ESRogs comments on $1000 bounty for OpenAI to show whether GPT3 was “deliberately” pretending to be stupider than it is

ESRogs 22 Jul 2020 22:29 UTC
LW: 13 AF: 5
AF
First, do we now have an example of an AI not using cognitive capacities that it had, because the ‘face’ it’s presenting wouldn’t have those cognitive capacities?
This does seem like an interesting question. But I think we should be careful to measure against the task we actually asked the system to perform.
For example, if I ask my system to produce a cartoon drawing, it doesn’t seem very notable if I get a cartoon as a result rather than a photorealistic image, even if it could have produced the latter.
Maybe what this just means is that we should track what the user understands the task to be. If the user thinks of it as “play a (not very smart) character who’s asked to do this task”, they’ll have a pretty different understanding of what’s going on than if they think of it as “do this task.”
I think what’s notable in the example in the post is not that the AI is being especially deceptive, but that the user is especially likely to misunderstand the task (compared to tasks that don’t involve dialogues with characters).

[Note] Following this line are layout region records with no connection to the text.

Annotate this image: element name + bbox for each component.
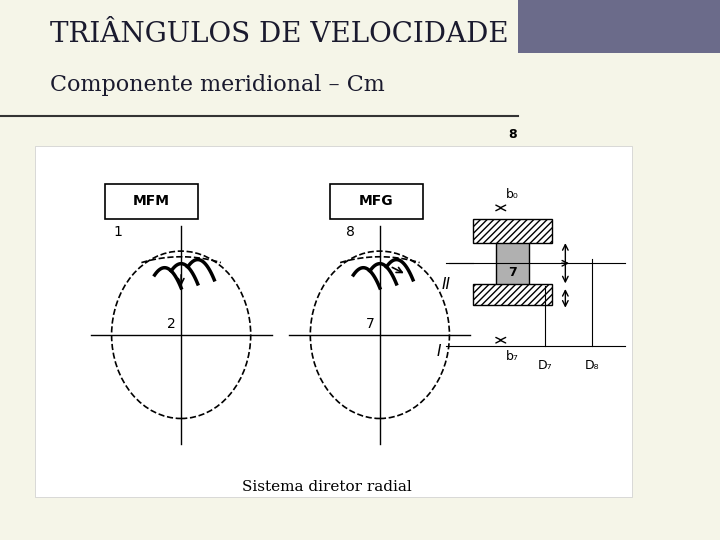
Text: D₈: D₈ (585, 359, 599, 372)
Text: 2: 2 (167, 317, 176, 331)
FancyBboxPatch shape (518, 0, 720, 53)
Text: Sistema diretor radial: Sistema diretor radial (242, 480, 412, 494)
Bar (472, 284, 552, 305)
FancyBboxPatch shape (35, 146, 631, 497)
FancyBboxPatch shape (330, 184, 423, 219)
Bar (472, 219, 552, 243)
Text: D₇: D₇ (538, 359, 553, 372)
Text: b₀: b₀ (506, 188, 518, 201)
Text: 7: 7 (508, 266, 517, 279)
Text: 8: 8 (508, 129, 517, 141)
FancyBboxPatch shape (105, 184, 198, 219)
Text: II: II (441, 277, 451, 292)
Bar (496, 240, 529, 286)
Text: 1: 1 (114, 225, 122, 239)
Text: 8: 8 (346, 225, 354, 239)
Text: MFG: MFG (359, 194, 394, 208)
Text: 7: 7 (366, 317, 374, 331)
Text: MFM: MFM (133, 194, 170, 208)
Text: I: I (437, 343, 441, 359)
Text: TRIÂNGULOS DE VELOCIDADE: TRIÂNGULOS DE VELOCIDADE (50, 22, 509, 49)
Text: b₇: b₇ (506, 350, 519, 363)
Text: Componente meridional – Cm: Componente meridional – Cm (50, 73, 385, 96)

- Vaniver 23 Jul 2020 1:40 UTC
  LW: 17 AF: 5
  AF Parent
  For example, if I ask my system to produce a cartoon drawing, it doesn’t seem very notable if I get a cartoon as a result rather than a photorealistic image, even if it could have produced the latter.
  Consider instead the scenario where I show a model a photo of a face, and the model produces a photo of the side of that face. An interesting question is “is there a 3d representation of the face in the model?”. It could be getting the right answer that way, or it could be getting it some other way.
  Similarly, when it models a ‘dumb’ character, is it calculating the right answer, and then computing an error? Or is it just doing something dumb, which incidentally turns out to be wrong?
  Like, when you look at this example:
  > You say “let me rephrase: What is 8 + 2 + 8 + 1 + 1?”
  “19?”
  Holo says with a hopeful voice.
  She looks at the screen, and you see her face drop as she reads the correct answer.
  “20.… I lost again...”
  How did it come up with 19 and 20? What would it take to make tools that could answer that question?
  - ESRogs 23 Jul 2020 7:20 UTC
    LW: 2 AF: 1
    AF Parent
    This framing makes sense to me. Thanks!